Illinois Attorney General Lisa Madigan (D) has asked the federal courts to allow enforcement of a parental notification bill that was enjoined shortly after it was signed into law in 1995. The Parental Notice of Abortion Act requires physicians to notify a patient’s adult family member 48 hours before performing an abortion on an unmarried minor or an “incompetent person.” The requirement can be waived if the physician determines that the case is a medical emergency or if the patient obtains a judicial bypass. The law has remained unenforceable since 1995 when the Illinois Supreme Court refused to issue rules for obtaining a judicial bypass, and a federal court ruled that the law could not go into effect without such rules.

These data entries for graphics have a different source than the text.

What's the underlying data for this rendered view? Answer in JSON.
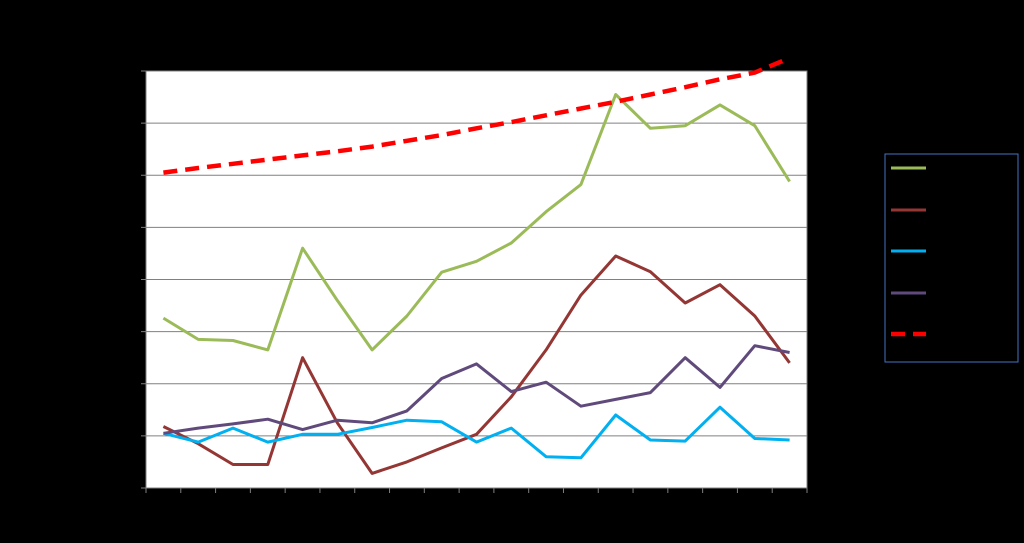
{
  "chart_data": {
    "type": "line",
    "title": "",
    "xlabel": "",
    "ylabel": "",
    "x": [
      1,
      2,
      3,
      4,
      5,
      6,
      7,
      8,
      9,
      10,
      11,
      12,
      13,
      14,
      15,
      16,
      17,
      18,
      19
    ],
    "ylim": [
      0,
      8
    ],
    "y_gridlines": [
      1,
      2,
      3,
      4,
      5,
      6,
      7,
      8
    ],
    "grid": true,
    "legend": {
      "position": "right",
      "labels_visible": false
    },
    "series": [
      {
        "color": "#9BBB59",
        "style": "solid",
        "values": [
          3.26,
          2.85,
          2.83,
          2.65,
          4.6,
          3.6,
          2.65,
          3.3,
          4.14,
          4.35,
          4.7,
          5.3,
          5.82,
          7.55,
          6.9,
          6.95,
          7.35,
          6.95,
          5.88
        ]
      },
      {
        "color": "#943634",
        "style": "solid",
        "values": [
          1.18,
          0.85,
          0.45,
          0.45,
          2.5,
          1.25,
          0.28,
          0.5,
          0.77,
          1.03,
          1.75,
          2.65,
          3.7,
          4.45,
          4.15,
          3.55,
          3.9,
          3.3,
          2.4
        ]
      },
      {
        "color": "#00B0F0",
        "style": "solid",
        "values": [
          1.05,
          0.88,
          1.15,
          0.88,
          1.03,
          1.03,
          1.16,
          1.3,
          1.27,
          0.88,
          1.15,
          0.6,
          0.58,
          1.4,
          0.92,
          0.9,
          1.55,
          0.95,
          0.92
        ]
      },
      {
        "color": "#604A7B",
        "style": "solid",
        "values": [
          1.05,
          1.15,
          1.23,
          1.32,
          1.12,
          1.3,
          1.25,
          1.48,
          2.1,
          2.38,
          1.85,
          2.03,
          1.57,
          1.7,
          1.83,
          2.5,
          1.93,
          2.73,
          2.6
        ]
      },
      {
        "color": "#FF0000",
        "style": "dashed",
        "values": [
          6.05,
          6.14,
          6.22,
          6.3,
          6.38,
          6.46,
          6.55,
          6.66,
          6.77,
          6.9,
          7.02,
          7.15,
          7.28,
          7.41,
          7.55,
          7.69,
          7.84,
          7.97,
          8.25
        ]
      }
    ]
  }
}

On September 20, 2006, however, the Illinois Supreme Court unanimously adopted rules for the judicial bypass. On January 19, Madigan asked the district court to lift the injunction and allow the Act to be enforced as soon as possible.
Madigan, a supporter of women’s rights and reproductive freedom, announced that she is simply doing her job by asking the courts to enforce the act. “As the chief legal officer of the State of Illinois, it is my duty to uphold the Constitution and to defend the laws of this state if they are constitutional,” Madigan said. “At this point, 44 states have parental involvement laws, and courts have upheld many parental notice laws that are similar to the Act.”
Women’s rights groups, however, are troubled by the developments. Lorie Chaiten, director of the ACLU of Illinois Reproductive Rights project, said the Act “makes it very difficult for young women to access reproductive health services… This is the kind of law that every major medical organization, including the American Academy of Pediatrics, opposes,” according to the Chicago Sun-Times.